Lorsque l’on interpelle les Mahorais de La Réunion sur le quotidien de leurs compatriotes restés à Mayotte, la réaction est unanime : « La situation n’est plus tenable ». D’ailleurs, si beaucoup ont quitté le 101ème département à leur majorité, baccalauréat en poche, pour poursuivre leurs études, d’autres ont quitté Mayotte, à regret, pour chercher de meilleures conditions de vie.
C’est le cas d’Assiati, originaire de M’tsamboro et installée depuis 3 ans à Saint-Joseph, « nous sommes partis principalement pour l’éducation des enfants, mon aîné rentrait au collège. Ici au moins, je pars l’esprit tranquille au travail : je ne crains pas que son bus se fasse caillasser ou que des jeunes l’agressent pour lui voler son sac ». La mère de famille vit dans un quartier paisible du centre-ville avec son mari et ses trois enfants. Quotidiennement depuis qu’elle a quitté son île, elle s’informe sur l’actualité et constate que les faits-divers violents font la Une des journaux. « Je suis attristée car Mayotte c’est mon petit coin de paradis, je souhaite y vieillir, je souhaite que mes enfants y construisent leurs maisons, mais quand j’écoute ce que me racontent mes proches, j’ai peur. »
« Ici on ne laisse pas durer un mouvement aussi longtemps »
Depuis trois semaines, les Mahorais de la Réunion sont tenus en haleine par la grève générale. Les manifestations, les barrages et les prises de paroles médiatiques sont relayés dans les médias réunionnais. « Je comprends que les gens en aient marre ! Payer des impôts et ne pas pouvoir se soigner, l’insécurité qui augmente… Si je trouve que la manière de revendiquer est un peu extrême, je pense qu’il y a urgence » explique Nasrine, installée à Saint-Denis depuis 2016.
La jeune étudiante n’est pas tendre avec le pouvoir en place « on a l’impression que les gouvernements se suivent et rien ne change. Le peuple souffre mais cela n’a pas l’air de le toucher ». Elle a d’ailleurs son avis sur les mesures qui pourraient soulager les maux de son île : « Que les élus cessent d’être laxistes, qu’on reprenne le dialogue entre la France et les Comores et qu’on accompagne davantage les jeunes en difficulté ».
Pour Dassami, qui a grandi à La Réunion, c’est la passivité des pouvoirs publics qui l’interpelle : « Ici on ne laisse pas une grève durer aussi longtemps. On a vraiment l’impression que Mayotte est un département oublié, c’est malheureux. »

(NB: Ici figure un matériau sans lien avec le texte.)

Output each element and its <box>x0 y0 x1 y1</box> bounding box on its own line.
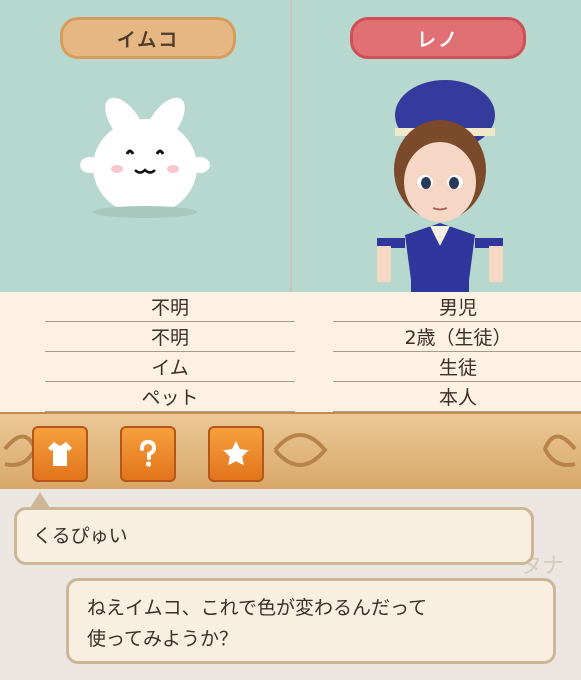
chat-message-line-2: 使ってみようか？ <box>87 628 239 650</box>
info-value: イム <box>151 357 189 379</box>
info-value: 本人 <box>438 387 477 409</box>
info-value: 不明 <box>150 297 189 319</box>
action-toolbar <box>0 412 581 491</box>
ornament-right <box>542 434 577 467</box>
shirt-icon <box>48 442 72 466</box>
chat-bubble-2: ねえイムコ、これで色が変わるんだって 使ってみようか？ <box>66 578 556 664</box>
left-character-name: イムコ <box>60 17 236 59</box>
question-button[interactable] <box>120 426 176 482</box>
info-value: 男児 <box>438 297 477 319</box>
chat-message: くるぴゅい <box>33 524 128 547</box>
info-value: ペット <box>141 387 199 409</box>
info-row: 不明 <box>45 322 295 352</box>
right-character-name: レノ <box>350 17 526 59</box>
star-icon <box>223 441 249 466</box>
info-row: 不明 <box>45 292 295 322</box>
info-value: 生徒 <box>438 357 477 379</box>
chat-bubble-1: くるぴゅい <box>14 507 534 565</box>
ornament-middle <box>273 433 328 467</box>
chat-message-line-1: ねえイムコ、これで色が変わるんだって <box>87 597 428 619</box>
speech-tail <box>30 492 50 508</box>
info-value: 2歳（生徒） <box>404 327 512 349</box>
outfit-button[interactable] <box>32 426 88 482</box>
info-row: ペット <box>45 382 295 412</box>
info-row: 本人 <box>333 382 581 412</box>
question-icon <box>140 439 157 467</box>
character-info-table: 不明 不明 イム ペット 男児 2歳（生徒） 生徒 本人 <box>0 292 581 412</box>
info-row: 生徒 <box>333 352 581 382</box>
boy-character-image <box>377 80 503 292</box>
info-row: 男児 <box>333 292 581 322</box>
info-value: 不明 <box>150 327 189 349</box>
info-row: 2歳（生徒） <box>333 322 581 352</box>
info-row: イム <box>45 352 295 382</box>
favorite-button[interactable] <box>208 426 264 482</box>
bunny-character-image <box>80 97 210 218</box>
right-info-column: 男児 2歳（生徒） 生徒 本人 <box>333 292 581 412</box>
left-info-column: 不明 不明 イム ペット <box>45 292 295 412</box>
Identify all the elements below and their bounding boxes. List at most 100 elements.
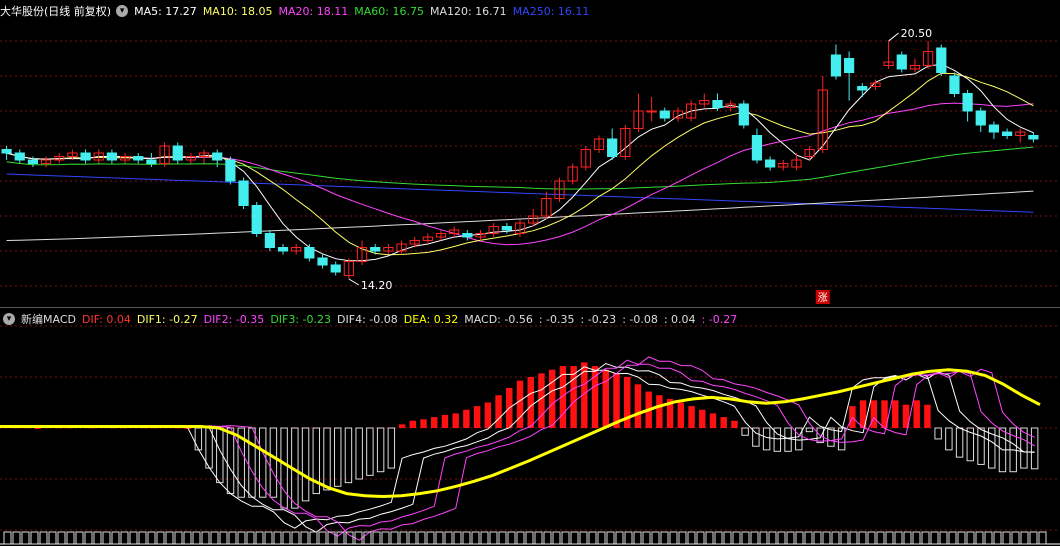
volume-tick xyxy=(858,531,867,545)
volume-tick xyxy=(642,531,651,545)
volume-tick xyxy=(948,531,957,545)
volume-tick xyxy=(282,531,291,545)
volume-tick xyxy=(3,531,12,545)
macd-sub-label-5: : -0.27 xyxy=(701,312,738,326)
volume-tick xyxy=(156,531,165,545)
dea-label: DEA: 0.32 xyxy=(403,312,459,326)
macd-bar xyxy=(366,427,374,476)
macd-bar xyxy=(591,366,599,428)
volume-tick xyxy=(183,531,192,545)
volume-tick xyxy=(93,531,102,545)
macd-bar xyxy=(924,404,931,428)
volume-tick xyxy=(273,531,282,545)
candle-body xyxy=(501,226,512,231)
macd-bar xyxy=(495,395,502,428)
macd-bar xyxy=(527,377,534,428)
volume-tick xyxy=(570,531,579,545)
macd-bar xyxy=(248,427,256,498)
volume-tick xyxy=(957,531,966,545)
macd-chart[interactable] xyxy=(0,308,1060,546)
macd-bar xyxy=(205,427,213,469)
volume-tick xyxy=(561,531,570,545)
macd-bar xyxy=(945,427,953,451)
volume-tick xyxy=(489,531,498,545)
volume-tick xyxy=(1002,531,1011,545)
macd-bar xyxy=(934,427,942,440)
volume-tick xyxy=(822,531,831,545)
dif4-label: DIF4: -0.08 xyxy=(337,312,398,326)
dif1-label: DIF1: -0.27 xyxy=(136,312,198,326)
volume-tick xyxy=(588,531,597,545)
volume-tick xyxy=(552,531,561,545)
macd-bar xyxy=(688,406,695,428)
macd-bar xyxy=(538,373,545,428)
macd-bar xyxy=(1030,427,1039,470)
volume-tick xyxy=(903,531,912,545)
candle-body xyxy=(133,156,144,161)
high-pointer xyxy=(888,32,899,42)
volume-tick xyxy=(129,531,138,545)
chart-settings-icon[interactable]: ▾ xyxy=(116,5,129,17)
volume-tick xyxy=(1038,531,1047,545)
volume-tick xyxy=(705,531,714,545)
ma5-label: MA5: 17.27 xyxy=(134,4,197,18)
candle-body xyxy=(765,159,776,168)
macd-bar xyxy=(441,414,449,428)
volume-tick xyxy=(408,531,417,545)
macd-bar xyxy=(977,427,985,465)
macd-bar xyxy=(709,413,717,428)
volume-tick xyxy=(615,531,624,545)
ma250-label: MA250: 16.11 xyxy=(512,4,590,18)
macd-bar xyxy=(720,417,727,428)
candle-body xyxy=(317,257,328,266)
macd-bar xyxy=(1020,427,1028,469)
candle-body xyxy=(1,149,12,154)
volume-tick xyxy=(75,531,84,545)
indicator-panel[interactable]: ▾ 新编MACD DIF: 0.04 DIF1: -0.27 DIF2: -0.… xyxy=(0,307,1060,546)
volume-tick xyxy=(939,531,948,545)
price-chart-panel[interactable]: 20.50 14.20 涨 大华股份(日线 前复权) ▾ MA5: 17.27 MA… xyxy=(0,0,1060,306)
dif-label: DIF: 0.04 xyxy=(81,312,131,326)
macd-bar xyxy=(602,369,609,428)
candle-body xyxy=(14,152,25,161)
macd-bar xyxy=(387,427,396,469)
volume-tick xyxy=(372,531,381,545)
volume-tick xyxy=(309,531,318,545)
candle-body xyxy=(659,110,670,119)
dif3-label: DIF3: -0.23 xyxy=(270,312,332,326)
candle-body xyxy=(462,233,473,238)
macd-sub-label-2: : -0.23 xyxy=(580,312,617,326)
volume-tick xyxy=(237,531,246,545)
price-chart[interactable]: 20.50 14.20 涨 xyxy=(0,0,1060,306)
candle-body xyxy=(251,205,262,234)
macd-bar xyxy=(280,427,288,509)
candle-body xyxy=(988,124,1000,133)
macd-bar xyxy=(795,427,803,451)
volume-tick xyxy=(120,531,129,545)
volume-tick xyxy=(723,531,732,545)
volume-tick xyxy=(21,531,30,545)
indicator-legend: ▾ 新编MACD DIF: 0.04 DIF1: -0.27 DIF2: -0.… xyxy=(0,311,743,327)
candle-body xyxy=(1001,131,1013,136)
volume-tick xyxy=(453,531,462,545)
volume-tick xyxy=(201,531,210,545)
volume-tick xyxy=(255,531,264,545)
volume-tick xyxy=(219,531,228,545)
volume-tick xyxy=(84,531,93,545)
volume-tick xyxy=(993,531,1002,545)
volume-tick xyxy=(300,531,309,545)
macd-bar xyxy=(420,419,427,428)
candle-body xyxy=(172,145,183,161)
ma250-line xyxy=(6,173,1034,213)
macd-bar xyxy=(301,427,310,502)
macd-bar xyxy=(548,369,556,428)
volume-tick xyxy=(426,531,435,545)
candle-body xyxy=(106,152,118,161)
candle-body xyxy=(1028,135,1039,140)
volume-tick xyxy=(462,531,471,545)
volume-tick xyxy=(984,531,993,545)
volume-tick xyxy=(840,531,849,545)
candle-body xyxy=(212,152,223,161)
candle-body xyxy=(857,86,868,91)
indicator-settings-icon[interactable]: ▾ xyxy=(3,313,15,325)
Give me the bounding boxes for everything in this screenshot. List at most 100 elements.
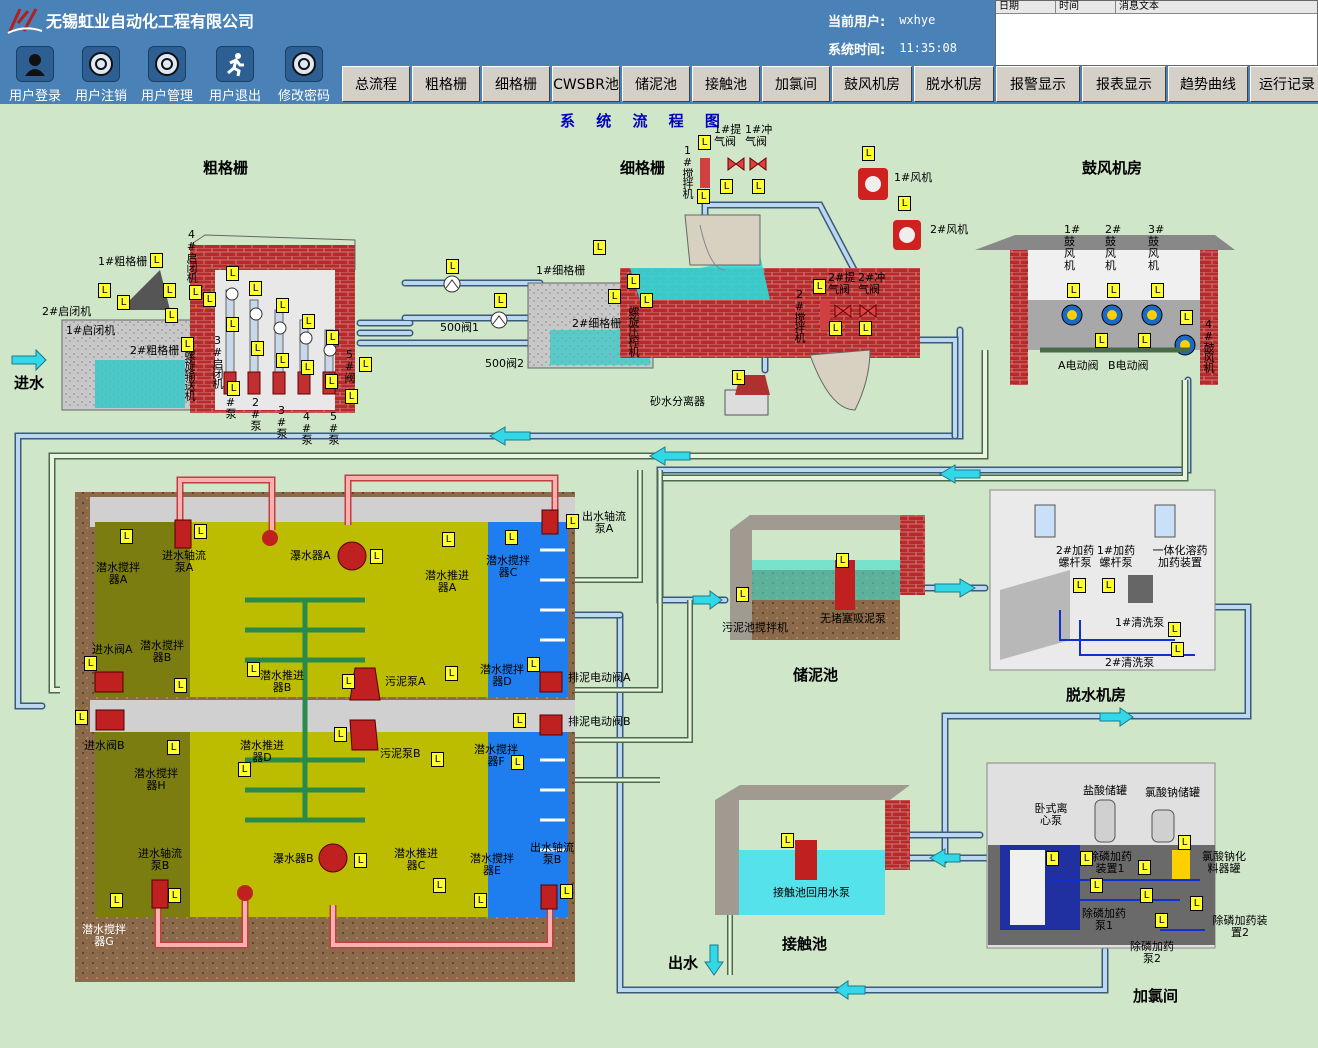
propeller-d-label: 潜水推进器D (240, 739, 284, 764)
air-valve2-label: 2#提气阀 (828, 271, 856, 296)
status-badge[interactable]: L (1190, 896, 1203, 911)
status-badge[interactable]: L (640, 293, 653, 308)
status-badge[interactable]: L (1155, 913, 1168, 928)
status-badge[interactable]: L (120, 529, 133, 544)
status-badge[interactable]: L (1180, 310, 1193, 325)
status-badge[interactable]: L (1107, 283, 1120, 298)
status-badge[interactable]: L (627, 274, 640, 289)
status-badge[interactable]: L (1073, 578, 1086, 593)
status-badge[interactable]: L (474, 893, 487, 908)
status-badge[interactable]: L (1138, 333, 1151, 348)
status-badge[interactable]: L (505, 530, 518, 545)
status-badge[interactable]: L (227, 381, 240, 396)
status-badge[interactable]: L (446, 259, 459, 274)
valve5-label: 5#阀 (343, 348, 356, 382)
status-badge[interactable]: L (203, 292, 216, 307)
coarse-grid-title: 粗格栅 (203, 159, 249, 177)
status-badge[interactable]: L (181, 337, 194, 352)
status-badge[interactable]: L (608, 289, 621, 304)
chlorine-room-title: 加氯间 (1133, 987, 1179, 1005)
status-badge[interactable]: L (1080, 851, 1093, 866)
status-badge[interactable]: L (334, 727, 347, 742)
mixer1-label: 1#搅拌机 (681, 144, 694, 198)
status-badge[interactable]: L (251, 341, 264, 356)
status-badge[interactable]: L (1151, 283, 1164, 298)
status-badge[interactable]: L (370, 549, 383, 564)
status-badge[interactable]: L (276, 353, 289, 368)
status-badge[interactable]: L (566, 514, 579, 529)
status-badge[interactable]: L (75, 710, 88, 725)
status-badge[interactable]: L (194, 524, 207, 539)
sludge-tank-title: 储泥池 (793, 666, 839, 684)
status-badge[interactable]: L (513, 713, 526, 728)
status-badge[interactable]: L (174, 678, 187, 693)
status-badge[interactable]: L (354, 853, 367, 868)
status-badge[interactable]: L (494, 293, 507, 308)
status-badge[interactable]: L (359, 357, 372, 372)
status-badge[interactable]: L (163, 283, 176, 298)
status-badge[interactable]: L (593, 240, 606, 255)
status-badge[interactable]: L (117, 295, 130, 310)
status-badge[interactable]: L (1171, 642, 1184, 657)
status-badge[interactable]: L (167, 740, 180, 755)
status-badge[interactable]: L (1090, 878, 1103, 893)
status-badge[interactable]: L (150, 253, 163, 268)
status-badge[interactable]: L (445, 666, 458, 681)
status-badge[interactable]: L (325, 374, 338, 389)
status-badge[interactable]: L (1067, 283, 1080, 298)
status-badge[interactable]: L (1046, 851, 1059, 866)
status-badge[interactable]: L (697, 189, 710, 204)
status-badge[interactable]: L (247, 662, 260, 677)
status-badge[interactable]: L (813, 279, 826, 294)
fine-grid1-label: 1#细格栅 (536, 264, 586, 277)
status-badge[interactable]: L (431, 752, 444, 767)
status-badge[interactable]: L (1102, 578, 1115, 593)
status-badge[interactable]: L (249, 281, 262, 296)
status-badge[interactable]: L (862, 146, 875, 161)
sub-mixer-e-label: 潜水搅拌器E (470, 852, 514, 877)
status-badge[interactable]: L (276, 298, 289, 313)
valve500-1-label: 500阀1 (440, 321, 479, 334)
sludge-pump-a-label: 污泥泵A (385, 675, 426, 688)
status-badge[interactable]: L (226, 317, 239, 332)
status-badge[interactable]: L (752, 179, 765, 194)
status-badge[interactable]: L (110, 893, 123, 908)
status-badge[interactable]: L (829, 321, 842, 336)
status-badge[interactable]: L (1095, 333, 1108, 348)
status-badge[interactable]: L (836, 553, 849, 568)
status-badge[interactable]: L (698, 135, 711, 150)
status-badge[interactable]: L (527, 657, 540, 672)
status-badge[interactable]: L (898, 196, 911, 211)
status-badge[interactable]: L (1140, 888, 1153, 903)
status-badge[interactable]: L (442, 532, 455, 547)
blower3-label: 3#鼓风机 (1148, 223, 1165, 272)
blower2-label: 2#鼓风机 (1105, 223, 1122, 272)
status-badge[interactable]: L (1178, 835, 1191, 850)
dewater-room-title: 脱水机房 (1066, 686, 1127, 704)
status-badge[interactable]: L (98, 283, 111, 298)
status-badge[interactable]: L (1168, 622, 1181, 637)
status-badge[interactable]: L (301, 360, 314, 375)
wash-pump1-label: 1#清洗泵 (1115, 616, 1165, 629)
status-badge[interactable]: L (560, 884, 573, 899)
status-badge[interactable]: L (345, 389, 358, 404)
status-badge[interactable]: L (433, 878, 446, 893)
status-badge[interactable]: L (720, 179, 733, 194)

« Dans mon enfance on vivait bien, on pouvait aller chez la voisine sans avoir peur, aujourd’hui les gens vivent enfermés, ce n’est pas normal » constate Marie, étudiante. Cette dernière est catégorique, et contrairement à la majorité des personnes rencontrées, si le climat global ne s’améliore pas, elle n’envisage pas de retourner vivre un jour à Poroani, le village qui l’a pourtant vu naître.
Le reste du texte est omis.